So's Your Mom,
Common Ground
(self-produced, 2002)

So's Your Mom's long-awaited second independently produced CD, Common Ground, is a collection of 18 traditional and modern tunes, for the most part paying tribute to working-class folks, with a few love, love-and-drinking and love-and-death tunes thrown in for good measure. Even so, they seem to be less focused on Irish music than they have in the past, and more on traditional American music, showing their versatility as they move easily from traditional Irish styles to American old-timey rhythms, and in Brian Donnelly's case, moving from an Irish brogue to a country twang.

The band obviously worked hard at the arrangements on Common Ground, showing remarkable growth since their previous recording. Songs "Hiring Fair," Andy M. Stewart's "The Blackbird" and "Not the Reason I Left Mullingar" contain a delightful mix of instrumentation, featuring marvelous work by Vince Brennan on mandolin, and intricate viola and fiddle by Susan Bartley and Wendy Fuhr, respectively. The way the fiddle weaves around Donnelly's voice is a real treat.

There's only one original tune on this recording, "Good Friday," written by Bartley. Inspiration came from the mothers of Ireland pushing politicians towards the Good Friday Peace Accord.
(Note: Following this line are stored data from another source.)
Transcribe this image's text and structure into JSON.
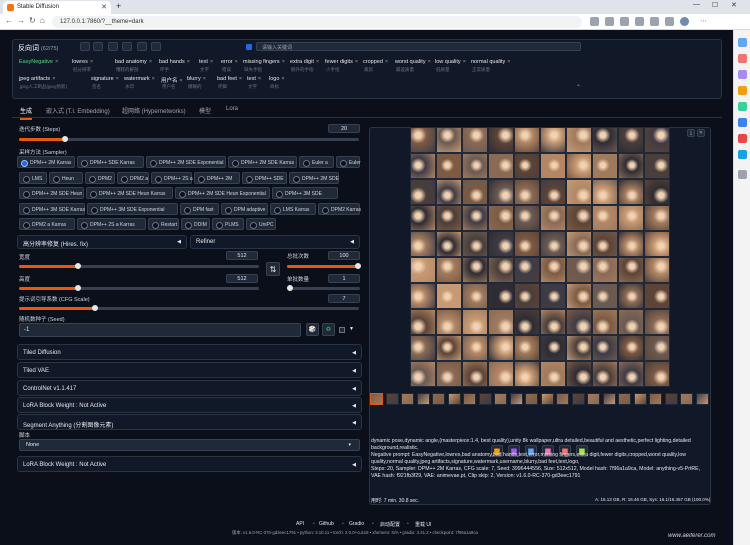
{
  "browser": {
    "tab_title": "Stable Diffusion",
    "url": "127.0.0.1:7860/?__theme=dark",
    "new_tab": "+",
    "close": "✕",
    "window_controls": [
      "—",
      "☐",
      "✕"
    ],
    "nav": [
      "←",
      "→",
      "↻",
      "⌂"
    ]
  },
  "negative": {
    "title": "反向词",
    "count": "(62/75)",
    "filter_placeholder": "请输入关键词",
    "tags": [
      {
        "t": "EasyNegative",
        "s": "",
        "hl": true
      },
      {
        "t": "lowres",
        "s": "低分辨率"
      },
      {
        "t": "bad anatomy",
        "s": "糟糕的解剖"
      },
      {
        "t": "bad hands",
        "s": "坏手"
      },
      {
        "t": "text",
        "s": "文字"
      },
      {
        "t": "error",
        "s": "错误"
      },
      {
        "t": "missing fingers",
        "s": "缺失手指"
      },
      {
        "t": "extra digit",
        "s": "额外的手指"
      },
      {
        "t": "fewer digits",
        "s": "少手指"
      },
      {
        "t": "cropped",
        "s": "裁剪"
      },
      {
        "t": "worst quality",
        "s": "最差质量"
      },
      {
        "t": "low quality",
        "s": "低质量"
      },
      {
        "t": "normal quality",
        "s": "正常质量"
      },
      {
        "t": "jpeg artifacts",
        "s": "jpeg人工制品(jpeg伪影)"
      },
      {
        "t": "signature",
        "s": "签名"
      },
      {
        "t": "watermark",
        "s": "水印"
      },
      {
        "t": "用户名",
        "s": "用户名"
      },
      {
        "t": "blurry",
        "s": "模糊的"
      },
      {
        "t": "bad feet",
        "s": "坏脚"
      },
      {
        "t": "text",
        "s": "文字"
      },
      {
        "t": "logo",
        "s": "商标"
      }
    ]
  },
  "tabs": [
    "生成",
    "嵌入式 (T.I. Embedding)",
    "超网络 (Hypernetworks)",
    "模型",
    "Lora"
  ],
  "steps": {
    "label": "迭代步数 (Steps)",
    "value": "20"
  },
  "sampler": {
    "label": "采样方法 (Sampler)",
    "options": [
      "DPM++ 2M Karras",
      "DPM++ SDE Karras",
      "DPM++ 2M SDE Exponential",
      "DPM++ 2M SDE Karras",
      "Euler a",
      "Euler",
      "LMS",
      "Heun",
      "DPM2",
      "DPM2 a",
      "DPM++ 2S a",
      "DPM++ 2M",
      "DPM++ SDE",
      "DPM++ 2M SDE",
      "DPM++ 2M SDE Heun",
      "DPM++ 2M SDE Heun Karras",
      "DPM++ 2M SDE Heun Exponential",
      "DPM++ 3M SDE",
      "DPM++ 3M SDE Karras",
      "DPM++ 3M SDE Exponential",
      "DPM fast",
      "DPM adaptive",
      "LMS Karras",
      "DPM2 Karras",
      "DPM2 a Karras",
      "DPM++ 2S a Karras",
      "Restart",
      "DDIM",
      "PLMS",
      "UniPC"
    ]
  },
  "hires": {
    "label": "高分辨率修复 (Hires. fix)",
    "refiner": "Refiner"
  },
  "width": {
    "label": "宽度",
    "value": "512"
  },
  "height": {
    "label": "高度",
    "value": "512"
  },
  "batch_count": {
    "label": "总批次数",
    "value": "100"
  },
  "batch_size": {
    "label": "单批数量",
    "value": "1"
  },
  "cfg": {
    "label": "提示词引导系数 (CFG Scale)",
    "value": "7"
  },
  "seed": {
    "label": "随机数种子 (Seed)",
    "value": "-1"
  },
  "swap_icon": "⇅",
  "dice_icon": "🎲",
  "recycle_icon": "♻",
  "accordions": [
    "Tiled Diffusion",
    "Tiled VAE",
    "ControlNet v1.1.417",
    "LoRA Block Weight : Not Active",
    "Segment Anything (分割图像元素)"
  ],
  "script": {
    "label": "脚本",
    "value": "None"
  },
  "lora_block2": "LoRA Block Weight : Not Active",
  "output": {
    "info": "dynamic pose,dynamic angle,(masterpiece:1.4, best quality),unity 8k wallpaper,ultra detailed,beautiful and aesthetic,perfect lighting,detailed background,realistic,",
    "negative": "Negative prompt: EasyNegative,lowres,bad anatomy,bad hands,text,error,missing fingers,extra digit,fewer digits,cropped,worst quality,low quality,normal quality,jpeg artifacts,signature,watermark,username,blurry,bad feet,text,logo,",
    "params": "Steps: 20, Sampler: DPM++ 2M Karras, CFG scale: 7, Seed: 3996444556, Size: 512x512, Model hash: 7f96a1a9ca, Model: anything-v5-PrtRE, VAE hash: f921fb3f29, VAE: animevae.pt, Clip skip: 2, Version: v1.6.0-RC-370-gd3eec1791",
    "time": "用时: 7 min. 30.8 sec.",
    "mem": "A: 16.13 GB, R: 16.46 GB, Sys: 16.1/16.457 GB (100.0%)"
  },
  "footer": {
    "links": [
      "API",
      "Github",
      "Gradio",
      "启动配置",
      "重载 UI"
    ],
    "version": "版本: v1.6.0-RC-370-gd3eec1791  •  python: 3.10.11  •  torch: 2.0.0+cu118  •  xformers: N/A  •  gradio: 3.41.2  •  checkpoint: 7f96a1a9ca"
  },
  "watermark": "www.aeiferer.com"
}
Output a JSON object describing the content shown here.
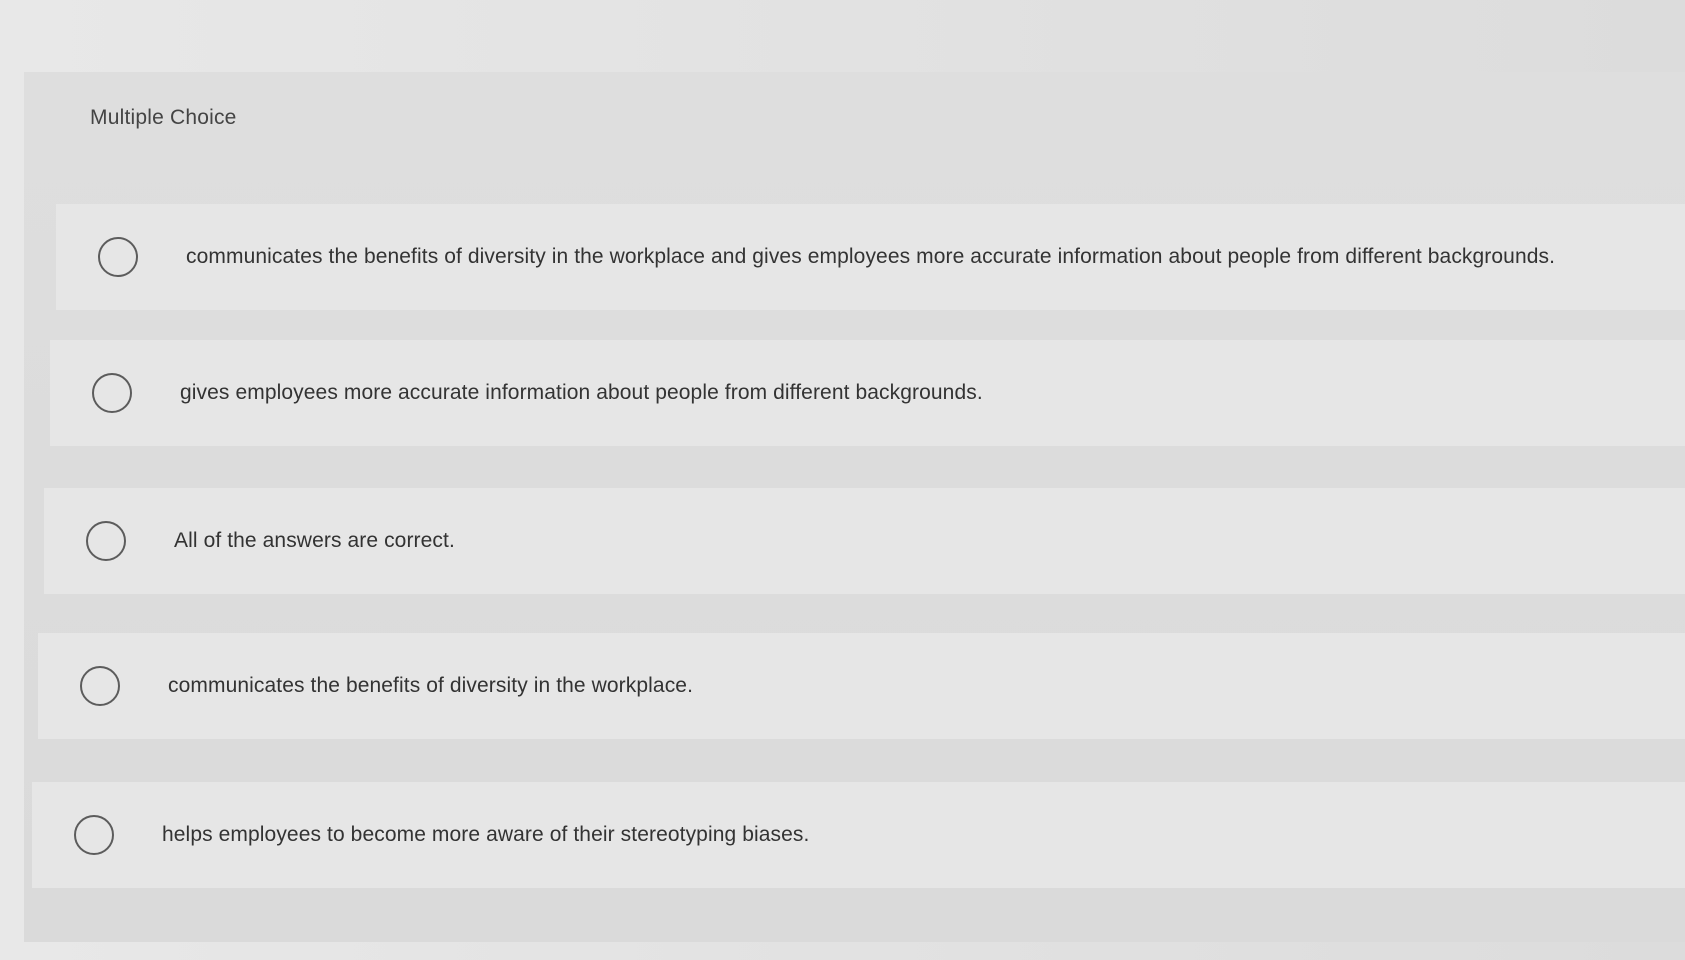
{
  "section": {
    "title": "Multiple Choice"
  },
  "choices": [
    {
      "label": "communicates the benefits of diversity in the workplace and gives employees more accurate information about people from different backgrounds."
    },
    {
      "label": "gives employees more accurate information about people from different backgrounds."
    },
    {
      "label": "All of the answers are correct."
    },
    {
      "label": "communicates the benefits of diversity in the workplace."
    },
    {
      "label": "helps employees to become more aware of their stereotyping biases."
    }
  ],
  "icons": {
    "radio": "radio-unselected-icon"
  },
  "colors": {
    "background": "#e2e2e2",
    "panel": "#dadada",
    "choice_row": "#e6e6e6",
    "text": "#333333",
    "radio_border": "#5c5c5c"
  }
}
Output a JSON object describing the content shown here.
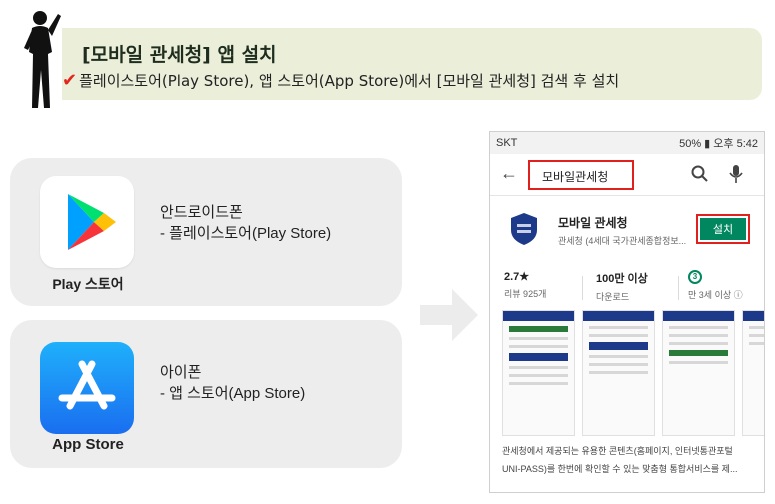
{
  "header": {
    "title": "[모바일 관세청] 앱 설치",
    "subtitle": "플레이스토어(Play Store), 앱 스토어(App Store)에서 [모바일 관세청] 검색 후 설치",
    "check_glyph": "✔"
  },
  "android_card": {
    "store_name": "Play 스토어",
    "platform": "안드로이드폰",
    "instruction": "- 플레이스토어(Play Store)"
  },
  "ios_card": {
    "store_name": "App Store",
    "platform": "아이폰",
    "instruction": "- 앱 스토어(App Store)"
  },
  "phone": {
    "status_left": "SKT",
    "status_right": "50% ▮ 오후 5:42",
    "search_query": "모바일관세청",
    "app": {
      "name": "모바일 관세청",
      "developer": "관세청 (4세대 국가관세종합정보...",
      "install_label": "설치"
    },
    "stats": [
      {
        "main": "2.7★",
        "sub": "리뷰 925개"
      },
      {
        "main": "100만 이상",
        "sub": "다운로드"
      },
      {
        "main": "3",
        "sub": "만 3세 이상 ⓘ"
      }
    ],
    "description_line1": "관세청에서 제공되는 유용한 콘텐츠(홈페이지, 인터넷통관포털",
    "description_line2": "UNI-PASS)를 한번에 확인할 수 있는 맞춤형 통합서비스를 제..."
  },
  "colors": {
    "banner_bg": "#ebefda",
    "card_bg": "#ededed",
    "install_green": "#01875f",
    "highlight_red": "#e0201d",
    "check_red": "#e3261d",
    "app_store_blue": "#1a6ef0"
  },
  "icons": [
    "person-silhouette-icon",
    "check-icon",
    "play-store-icon",
    "app-store-icon",
    "arrow-right-icon",
    "back-arrow-icon",
    "search-icon",
    "mic-icon",
    "customs-logo-icon"
  ]
}
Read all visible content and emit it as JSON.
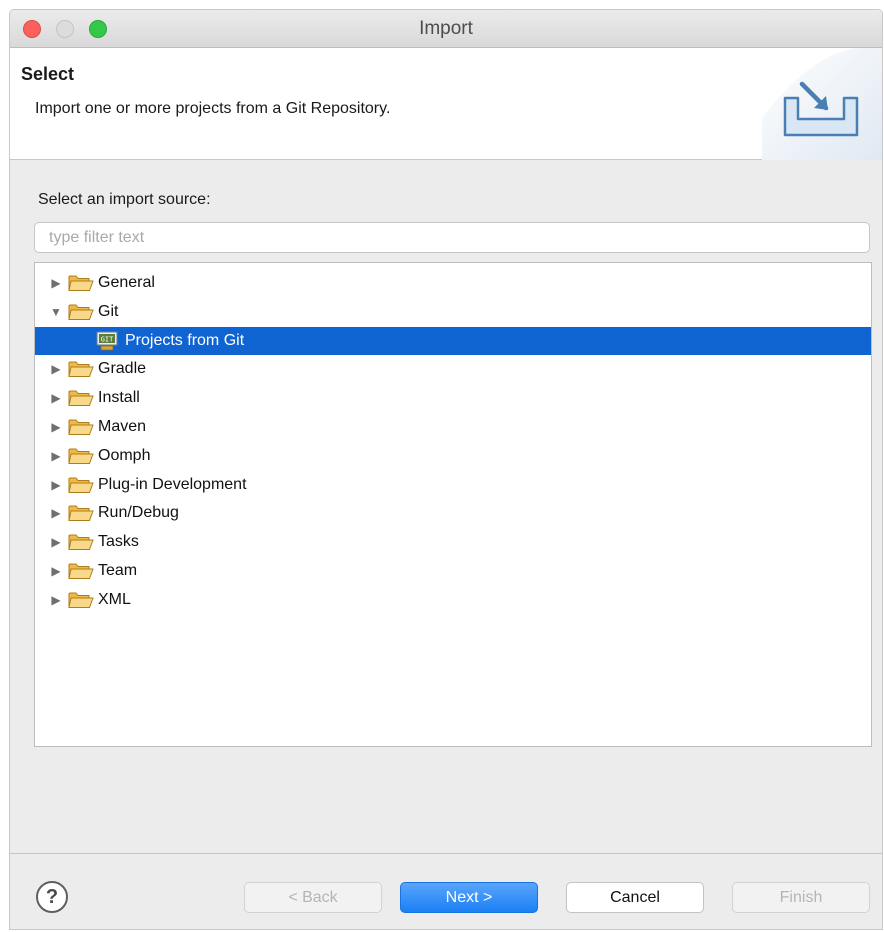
{
  "window": {
    "title": "Import"
  },
  "header": {
    "title": "Select",
    "description": "Import one or more projects from a Git Repository.",
    "banner_icon": "import-wizard-icon"
  },
  "main": {
    "source_label": "Select an import source:",
    "filter": {
      "value": "",
      "placeholder": "type filter text"
    },
    "tree": [
      {
        "label": "General",
        "expanded": false,
        "icon": "folder-icon"
      },
      {
        "label": "Git",
        "expanded": true,
        "icon": "folder-icon"
      },
      {
        "label": "Projects from Git",
        "child": true,
        "selected": true,
        "icon": "git-repo-icon"
      },
      {
        "label": "Gradle",
        "expanded": false,
        "icon": "folder-icon"
      },
      {
        "label": "Install",
        "expanded": false,
        "icon": "folder-icon"
      },
      {
        "label": "Maven",
        "expanded": false,
        "icon": "folder-icon"
      },
      {
        "label": "Oomph",
        "expanded": false,
        "icon": "folder-icon"
      },
      {
        "label": "Plug-in Development",
        "expanded": false,
        "icon": "folder-icon"
      },
      {
        "label": "Run/Debug",
        "expanded": false,
        "icon": "folder-icon"
      },
      {
        "label": "Tasks",
        "expanded": false,
        "icon": "folder-icon"
      },
      {
        "label": "Team",
        "expanded": false,
        "icon": "folder-icon"
      },
      {
        "label": "XML",
        "expanded": false,
        "icon": "folder-icon"
      }
    ]
  },
  "footer": {
    "help_label": "?",
    "back_label": "< Back",
    "next_label": "Next >",
    "cancel_label": "Cancel",
    "finish_label": "Finish"
  },
  "colors": {
    "selection": "#0f64d2",
    "primary_button": "#1a80f4",
    "folder": "#f5c96a"
  }
}
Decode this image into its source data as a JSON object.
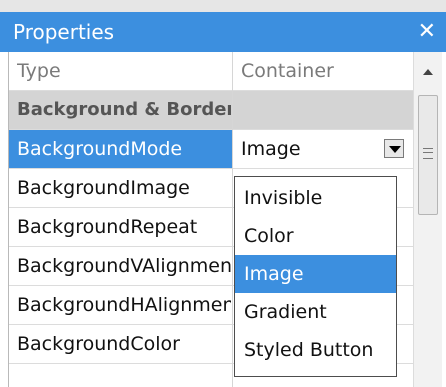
{
  "window": {
    "title": "Properties"
  },
  "grid": {
    "header": {
      "name": "Type",
      "value": "Container"
    },
    "category": "Background & Border",
    "rows": [
      {
        "name": "BackgroundMode",
        "value": "Image",
        "selected": true
      },
      {
        "name": "BackgroundImage",
        "value": ""
      },
      {
        "name": "BackgroundRepeat",
        "value": ""
      },
      {
        "name": "BackgroundVAlignment",
        "value": ""
      },
      {
        "name": "BackgroundHAlignment",
        "value": ""
      },
      {
        "name": "BackgroundColor",
        "value": ""
      }
    ]
  },
  "dropdown": {
    "options": [
      "Invisible",
      "Color",
      "Image",
      "Gradient",
      "Styled Button"
    ],
    "highlighted": "Image"
  },
  "icons": {
    "close": "close-icon",
    "combo": "chevron-down-icon",
    "scroll_up": "scroll-up-arrow-icon"
  },
  "colors": {
    "accent": "#3c8fdf",
    "category_bg": "#d4d4d4"
  }
}
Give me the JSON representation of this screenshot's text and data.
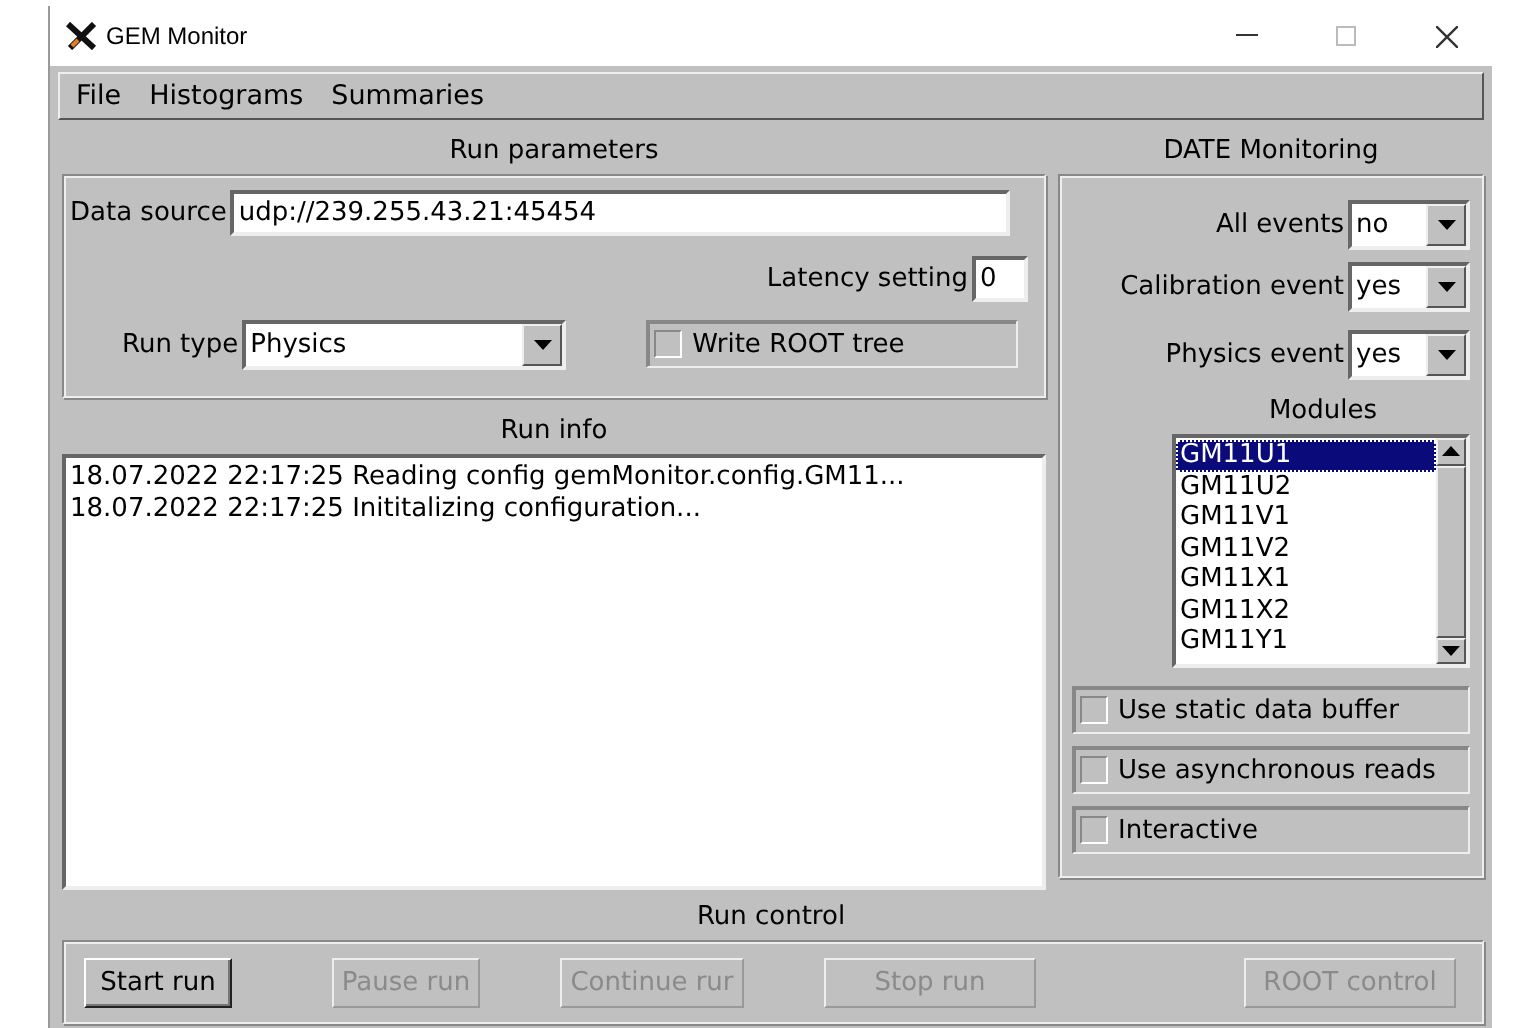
{
  "window": {
    "title": "GEM Monitor"
  },
  "menu": [
    "File",
    "Histograms",
    "Summaries"
  ],
  "run_parameters": {
    "title": "Run parameters",
    "data_source": {
      "label": "Data source",
      "value": "udp://239.255.43.21:45454"
    },
    "latency": {
      "label": "Latency setting",
      "value": "0"
    },
    "run_type": {
      "label": "Run type",
      "value": "Physics"
    },
    "write_root_tree": {
      "label": "Write ROOT tree",
      "checked": false
    }
  },
  "run_info": {
    "title": "Run info",
    "lines": [
      "18.07.2022 22:17:25 Reading config gemMonitor.config.GM11...",
      "18.07.2022 22:17:25 Inititalizing configuration..."
    ]
  },
  "date_monitoring": {
    "title": "DATE Monitoring",
    "selects": [
      {
        "label": "All events",
        "value": "no"
      },
      {
        "label": "Calibration event",
        "value": "yes"
      },
      {
        "label": "Physics event",
        "value": "yes"
      }
    ],
    "modules_title": "Modules",
    "modules": [
      {
        "label": "GM11U1",
        "selected": true
      },
      {
        "label": "GM11U2",
        "selected": false
      },
      {
        "label": "GM11V1",
        "selected": false
      },
      {
        "label": "GM11V2",
        "selected": false
      },
      {
        "label": "GM11X1",
        "selected": false
      },
      {
        "label": "GM11X2",
        "selected": false
      },
      {
        "label": "GM11Y1",
        "selected": false
      }
    ],
    "options": [
      {
        "label": "Use static data buffer",
        "checked": false
      },
      {
        "label": "Use asynchronous reads",
        "checked": false
      },
      {
        "label": "Interactive",
        "checked": false
      }
    ]
  },
  "run_control": {
    "title": "Run control",
    "buttons": [
      {
        "label": "Start run",
        "disabled": false
      },
      {
        "label": "Pause run",
        "disabled": true
      },
      {
        "label": "Continue rur",
        "disabled": true
      },
      {
        "label": "Stop run",
        "disabled": true
      },
      {
        "label": "ROOT control",
        "disabled": true
      }
    ]
  }
}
It's got a driving beat, one intended to push all listeners towards peace sooner rather than later. The words are included in the liner notes so you can learn the song and sing along.

The group takes on a number of a cappella pieces, in the "Chemical Worker," a fun, old, drinking song, "Let Your Back and Sides Go Bare" and "Widow of Reading," showing off rich harmonies. They also provide a selection of instrumentals in the hornpipe, "Staten Island" and the reel, "St. Anne's Reel." Both start off at a leisurely pace with one instrument, and then add an instrument at a time, building in intensity and increasing in speed.

The title of the CD is quite appropriate, since not only do the tunes find the common ground between Ireland and the United States, as in the Irish "Cole Not Dole" and the American "The L&N Don't Stop Here Anymore," but also in the common ground of the musicians performing. They've all managed to grow together from individual musicians into a well-coordinated ensemble.